Bob Marley’s children Damian and Stephen staying ‘righteous’

David Goodson | 9/24/2015, 2:24 p.m.
It happens every lifetime, I guess—a momentous event that changes the course of history.
Damien Marley

It happens every lifetime, I guess—a momentous event that changes the course of history. The 14th anniversary of that event, in the opinion of most, occurred Friday, Sept. 11. Fourteen years? Wow. Crazy how memories of that day can be vividly recollected.

For the kid, it takes me back to when I had a hand in the entertainment game. I was employed as a publicist for a boutique firm that housed some major players in the music industry. Like many in the music profession, that day was a race for the No. 2 slot. Anyone not associated with Def Jam Records knew and begrudgingly accepted that when the label announced it would hit the streets a week earlier than expected. The buzz around Jay Z’s “The Blueprint” was that crazy.
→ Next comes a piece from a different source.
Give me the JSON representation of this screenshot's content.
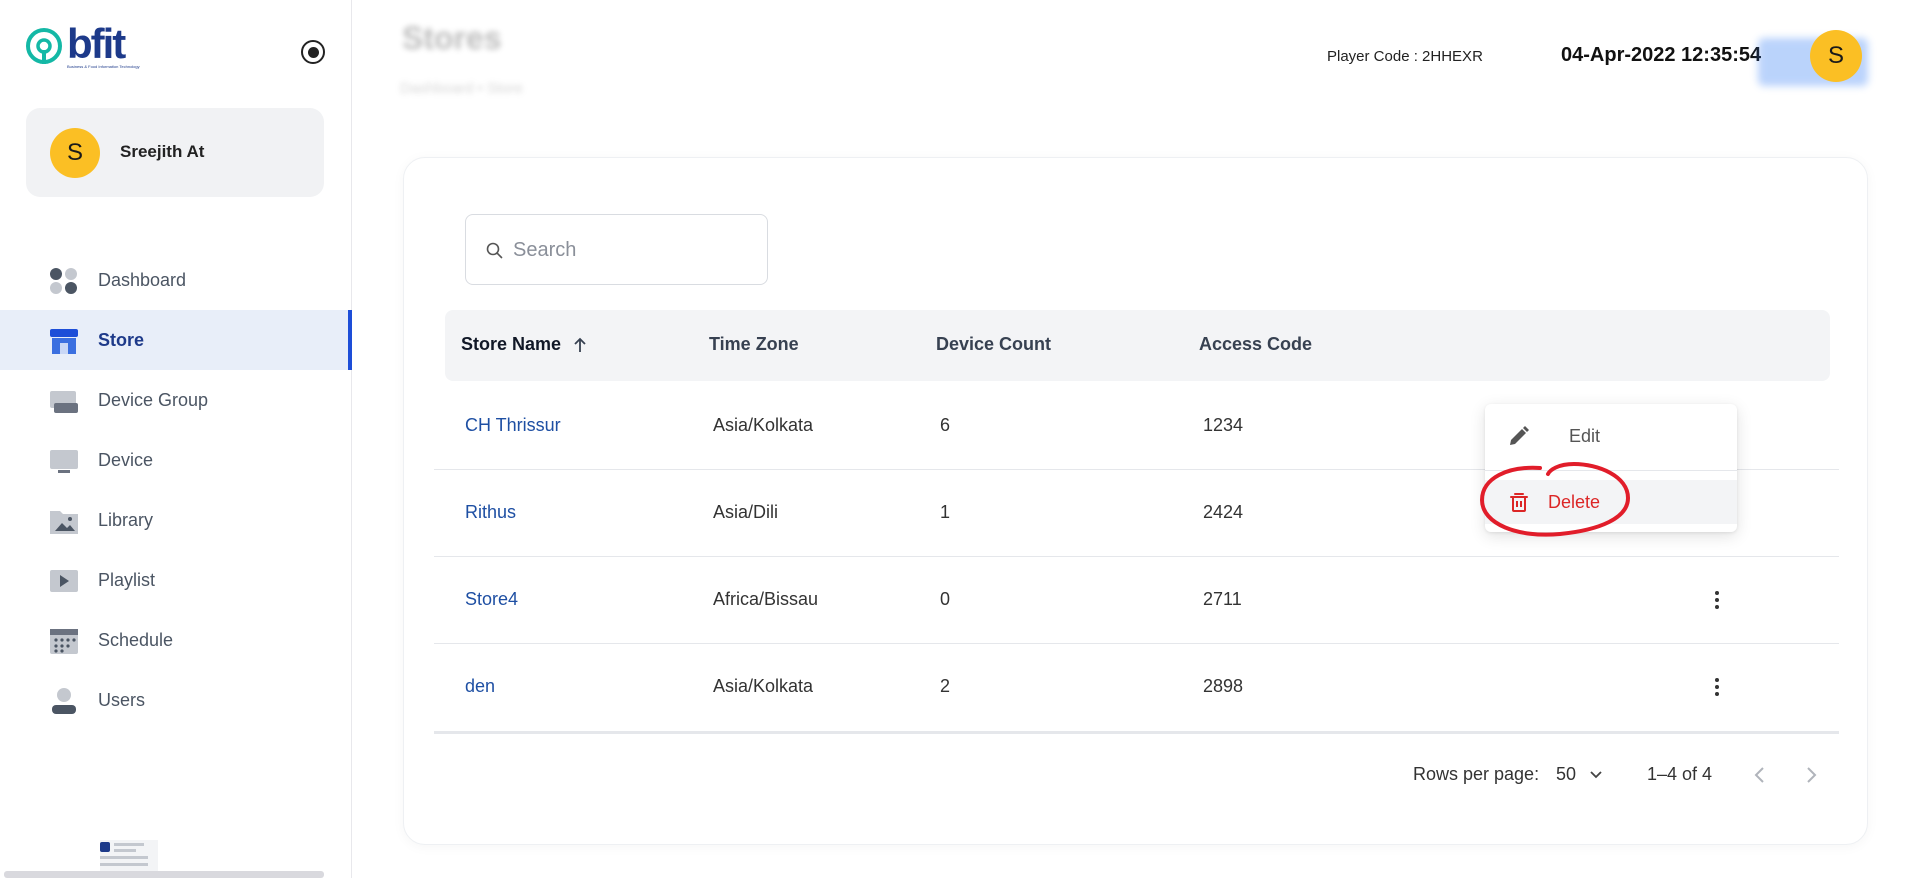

Our company wasn’t that concerned because we had titles that wouldn’t be considered in direct competition, so we just had to make sure our core was onboard with what we had popping and then try to get a few people not too familiar with the genre interested enough to part with some of their disposable income. Easy enough. That day, we had three projects released: Yellowman, who was slated to be in New York for a promotional run for the day, had his reggae anthology “Look How Me Sexy”; Ninjaman’s reggae anthology “Anything Test Dead”; and what we felt was a special project was last not least. The artist was a then 23-year-old trying to avoid the sophomore jinx as he made his major label debut. Whereas some were excited about the record on the strength of the music and musicians involved, there were skeptics who felt he and his major label affiliate were riding the wave of his bloodline.
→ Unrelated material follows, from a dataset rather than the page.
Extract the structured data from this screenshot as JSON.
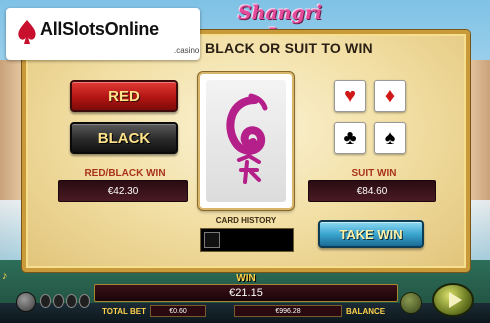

So the die was cast. Were we dealing with an artist poised for a career or a quick money grab that the industry is known for? Time will tell.

Fast-forward to 2015. Central Park’s final SummerStage of the season is sold out and the headliner, Jr. Gong, aka Damian Marley, showed and proved that those who bet on him wagered correctly. That sophomore album, “Halfway Tree,” produced by him and his brother Stephen, went on to win the 2002 Grammy Award for Best Reggae Album. The project after, “Welcome to Jamrock,” did even better, going gold, and at the 2006 Grammy Awards, he won Best Reggae Album and Best Urban/Alternative Performance, becoming the only reggae artist to win in the latter category at the Grammy Awards in the process.
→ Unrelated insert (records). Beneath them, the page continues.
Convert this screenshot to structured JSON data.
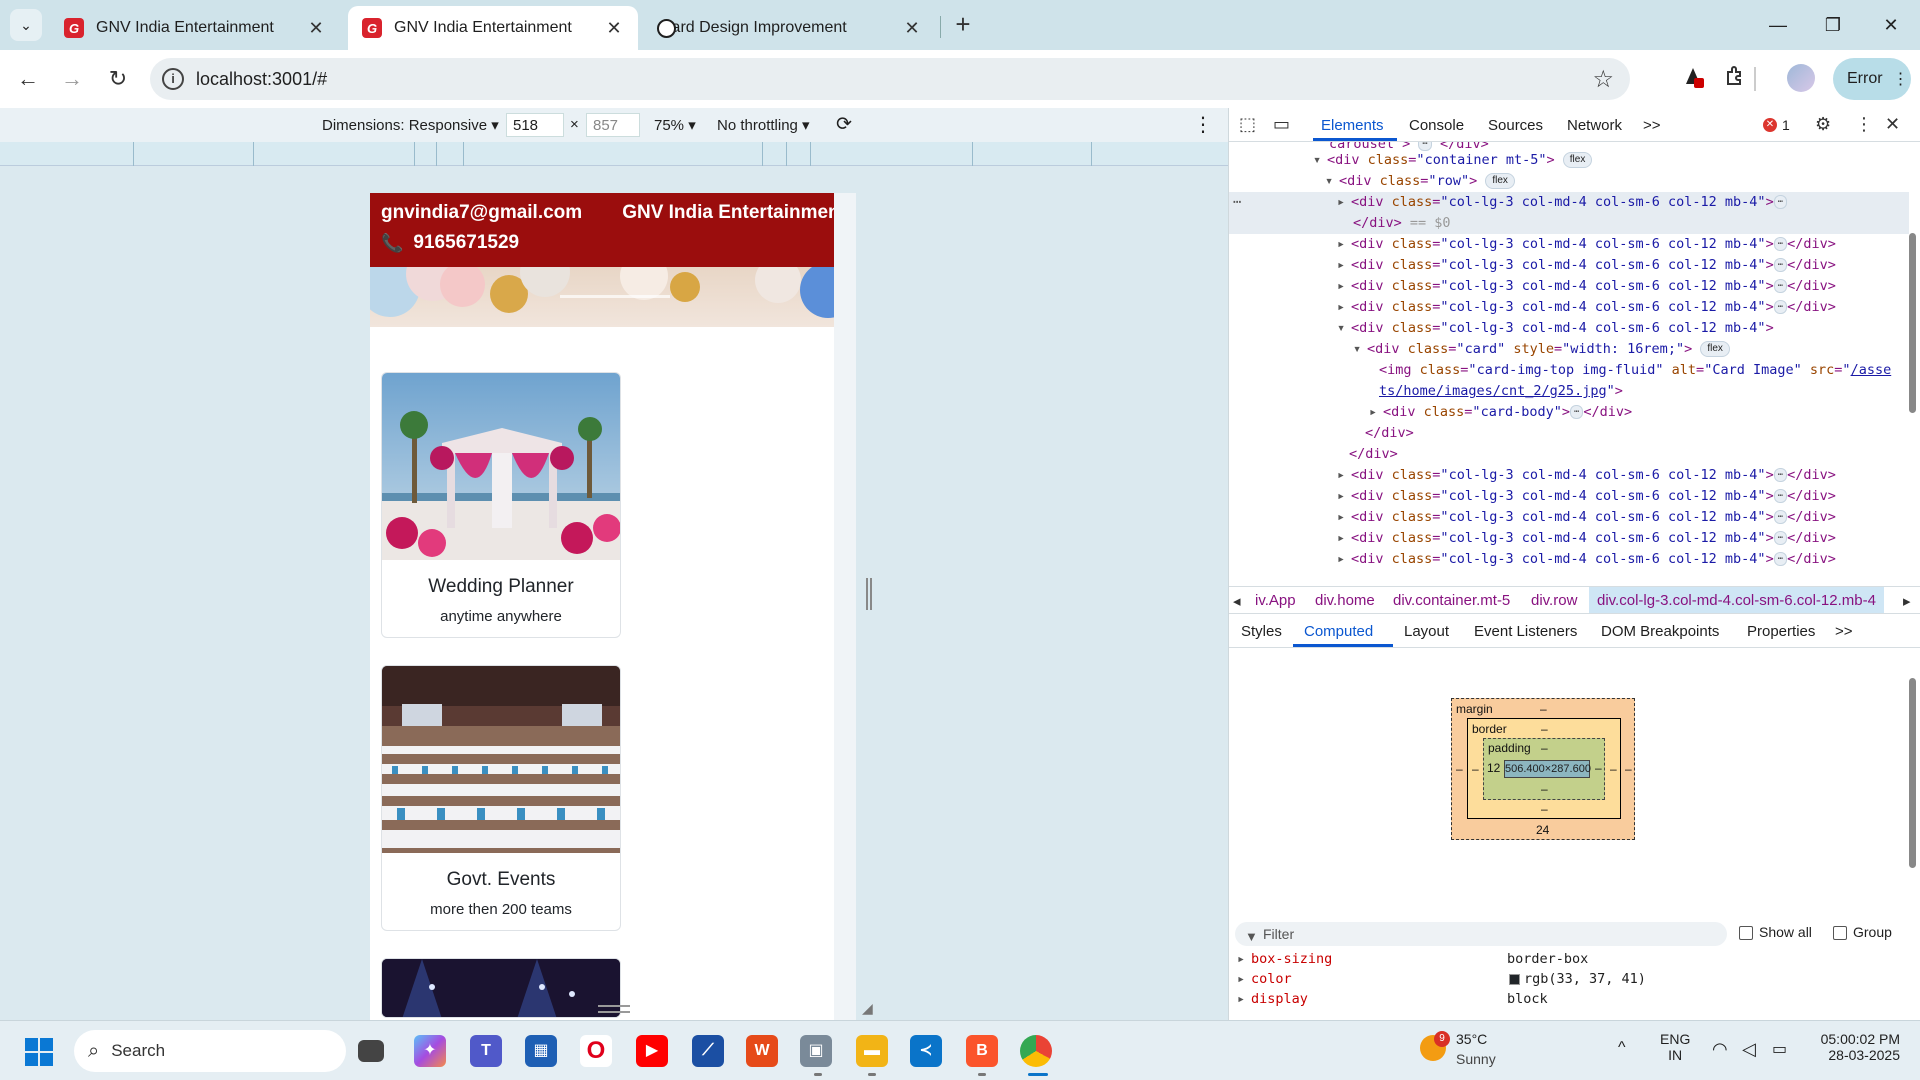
{
  "browser": {
    "tabs": [
      {
        "title": "GNV India Entertainment",
        "active": false,
        "favicon": "gnv-logo-icon"
      },
      {
        "title": "GNV India Entertainment",
        "active": true,
        "favicon": "gnv-logo-icon"
      },
      {
        "title": "Card Design Improvement",
        "active": false,
        "favicon": "openai-logo-icon"
      }
    ],
    "url": "localhost:3001/#",
    "profile_button": "Error"
  },
  "device_toolbar": {
    "dimensions_label": "Dimensions: Responsive",
    "width": "518",
    "height": "857",
    "times": "×",
    "zoom": "75%",
    "throttling": "No throttling"
  },
  "site": {
    "email": "gnvindia7@gmail.com",
    "brand": "GNV India Entertainment",
    "phone": "9165671529",
    "cards": [
      {
        "title": "Wedding Planner",
        "text": "anytime anywhere"
      },
      {
        "title": "Govt. Events",
        "text": "more then 200 teams"
      }
    ]
  },
  "devtools": {
    "tabs": [
      "Elements",
      "Console",
      "Sources",
      "Network"
    ],
    "active_tab": "Elements",
    "more": ">>",
    "error_count": "1",
    "breadcrumbs": [
      "iv.App",
      "div.home",
      "div.container.mt-5",
      "div.row",
      "div.col-lg-3.col-md-4.col-sm-6.col-12.mb-4"
    ],
    "subtabs": [
      "Styles",
      "Computed",
      "Layout",
      "Event Listeners",
      "DOM Breakpoints",
      "Properties"
    ],
    "active_subtab": "Computed",
    "col_class": "col-lg-3 col-md-4 col-sm-6 col-12 mb-4",
    "code": {
      "carousel_frag": "carousel",
      "container_class": "container mt-5",
      "row_class": "row",
      "card_class": "card",
      "card_style": "width: 16rem;",
      "img_class": "card-img-top img-fluid",
      "img_alt": "Card Image",
      "img_src_1": "/asse",
      "img_src_2": "ts/home/images/cnt_2/g25.jpg",
      "body_class": "card-body",
      "eq": "== $0",
      "flex": "flex"
    },
    "box_model": {
      "margin": "margin",
      "border": "border",
      "padding": "padding",
      "content": "506.400×287.600",
      "padding_left": "12",
      "margin_bottom": "24",
      "dash": "–"
    },
    "filter_placeholder": "Filter",
    "show_all": "Show all",
    "group": "Group",
    "properties": [
      {
        "name": "box-sizing",
        "value": "border-box"
      },
      {
        "name": "color",
        "value": "rgb(33, 37, 41)"
      },
      {
        "name": "display",
        "value": "block"
      }
    ]
  },
  "taskbar": {
    "search": "Search",
    "weather_temp": "35°C",
    "weather_desc": "Sunny",
    "weather_badge": "9",
    "lang_1": "ENG",
    "lang_2": "IN",
    "time": "05:00:02 PM",
    "date": "28-03-2025"
  },
  "colors": {
    "header_red": "#9b0d0d",
    "devtools_accent": "#0b57d0"
  }
}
Solo platitudes aside, he went on to form a duo with Nas for the collaborative effort “Distant Relatives” and on the low becoming a part of a group with Dave Stewart (the Eurythmics) and Mick Jagger (the Rolling Stones) called Superheavy. Yeah, Marley put in loads of work to assert himself as one of those dudes and appears to be working just as hard to maintain position. As a fan of quality, Damian and Stephen Marley and Ghetto Youth’s associated products will get my support, but a kinship was forged Sept. 17, 2001. Got a call and one of the voices (Damian) on the other end asked, “Dave, you good?” After a reply in the affirmative, another voice (Stephen) replied, “Righteous.”